On appelle anthropomorphisme, l’attribution de caractéristiques du comportement ou de la morphologie humaine à d’autres entités comme des dieux, des animaux, des objets, des phénomènes, des idées, voire à des êtres d’un autre monde le cas échéant. (Wikipédia). C’est une méthode bien connue chez Disney avec le lapin d’Alice par exemple ou les objets comme le chandelier ou la théière dans la belle et la bête.

Quelques auteurs en bande dessinée ont fait le choix de prendre des animaux pour personnages principaux, nous avions déjà pu en voir des exemples avec les cinq terres ou les seigneurs de Bagdad. Souvent le choix de l’anthropomorphisme pour ces auteurs n’est pas un hasard, on découvre qu’ils ont souvent travaillé pour les studios Disney. Je vous propose aujourd’hui un ensemble de séries.

Solo

Solo c’est le nom d’un rat dans un univers qu’on suppose post-apocalyptique et particulièrement violent où chacun est la proie de l’autre. Les animaux ont évolué et certains sont devenus pensants. Ainsi, dans un monde dans lequel la végétation a disparu, où les conditions climatiques sont très difficiles, tout le monde est devenu carnivore. On voit dans la bande dessinée des vestiges du passé, mais on ne s’attarde pas pour expliquer les raisons du cataclysme.

Solo erre sans but, malgré sa petite taille, il est un combattant hors pair. Durant quelques tomes, on va suivre ses aventures dans cet univers très Mad Max, où il sera gladiateur, mari, père de famille, libérateur de son peuple, père adoptif d’un chien.

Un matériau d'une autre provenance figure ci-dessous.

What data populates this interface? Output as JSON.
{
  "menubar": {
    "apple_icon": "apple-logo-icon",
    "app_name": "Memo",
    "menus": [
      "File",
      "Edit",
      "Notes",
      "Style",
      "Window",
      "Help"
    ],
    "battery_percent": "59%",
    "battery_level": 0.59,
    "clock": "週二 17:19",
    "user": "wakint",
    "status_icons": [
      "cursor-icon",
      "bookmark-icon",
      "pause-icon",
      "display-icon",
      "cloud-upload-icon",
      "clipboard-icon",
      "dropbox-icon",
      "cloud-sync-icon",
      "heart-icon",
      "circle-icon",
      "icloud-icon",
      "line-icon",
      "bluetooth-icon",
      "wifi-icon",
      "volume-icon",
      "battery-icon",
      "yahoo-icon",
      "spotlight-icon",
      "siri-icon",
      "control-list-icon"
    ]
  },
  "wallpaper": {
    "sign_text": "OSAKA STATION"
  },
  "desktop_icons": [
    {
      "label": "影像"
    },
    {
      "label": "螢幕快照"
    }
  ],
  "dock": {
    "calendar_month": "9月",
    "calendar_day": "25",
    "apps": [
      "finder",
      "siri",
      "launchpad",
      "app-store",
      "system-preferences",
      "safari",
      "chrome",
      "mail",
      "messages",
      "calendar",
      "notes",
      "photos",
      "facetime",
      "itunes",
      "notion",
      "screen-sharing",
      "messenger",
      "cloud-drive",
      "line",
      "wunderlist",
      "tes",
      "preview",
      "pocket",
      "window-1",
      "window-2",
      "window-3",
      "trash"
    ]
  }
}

On peut supposer que le choix de l’anthropomorphisme ici, c’est pour dénoncer la souffrance animale. Les humains afin d’éviter la chasse si dangereuse vont créer des fermes avec des rats. On y voit de toute évidence le parallèle avec les abattoirs. Par la suite, c’est le chien Legatus, fils adoptif de Solo qui prendra la relève, on y croisera les herbivores qui font repousser la forêt.

Solo est une excellente bande dessinée aux dessins somptueux, une bande dessinée généreuse. Oscar Martin à la fin de chaque album, livre des carnets complets pour expliquer les espèces. L’histoire est d’une violence rare, particulièrement classique. En effet, le post apocalyptique, les mauvais humains, les animaux victimes, un messie, c’est du déjà vu. Et pourtant la bande dessinée est d’une force rare, que je ne peux que vous conseiller.

Chats

Nous restons dans un univers totalement similaire puisqu’il s’agit de post-apocalyptique. Encore dans cet univers, les animaux ont évalué pour devenir des êtres intelligents. Les différences avec Solo sont toutefois notables. Il ne s’agit pas ici de survie à l’état pure mais d’une quête. Des chats sont à la recherche d’un humain, le dernier, qui serait conservé quelque part. Les humains ont pourtant survécu, mais dans un état de dégénérescence absolu. Il s’agit d’une bande dessinée réalisée par Convard, c’est donc un univers à la Française. Ainsi, dans la quête des chats, on aura un passage obligé par la capitale et notamment par notre dame de Paris.

La communauté de chats de notre dame a été éduquée par une intelligence artificielle défaillante. Le « à la française » trouve tout son sens, les chats croient en Saint Chirac et Motocrotte. La bande dessinée est datée du début des années 90. Elle a plutôt bien vieilli et pointe du doigt les problèmes que nous rencontrons aujourd’hui. Guerre totale entre les nations, les problèmes économiques, etc. Les trois premiers tomes sont excellents avec la quête de l’humanité perdue. La série est moins intéressante sur les derniers tomes. Dans le même esprit, vous pouvez lire les eaux de Mortelune, avec qui, je trouve, il y a de nombreuses similitudes.

Blacksad

Pas de monde post-apocalyptique, pas d’humains non plus, nous sommes ici dans de l’anthropomorphisme gratuit. Les individus sont remplacés par des animaux dont le choix correspond à la profession ou au caractère du personnage. On ne s’étonnera pas de trouver un rhinocéros pour garde du corps, un rat comme informateur ou un chien comme chef de la police. Blacksad est un chat noir, un détective privé. La narration fait penser aux policiers de l’époque, des années 50, 60. Des stars de cinéma, de longs imperméables, tous les clichés sont bien présents.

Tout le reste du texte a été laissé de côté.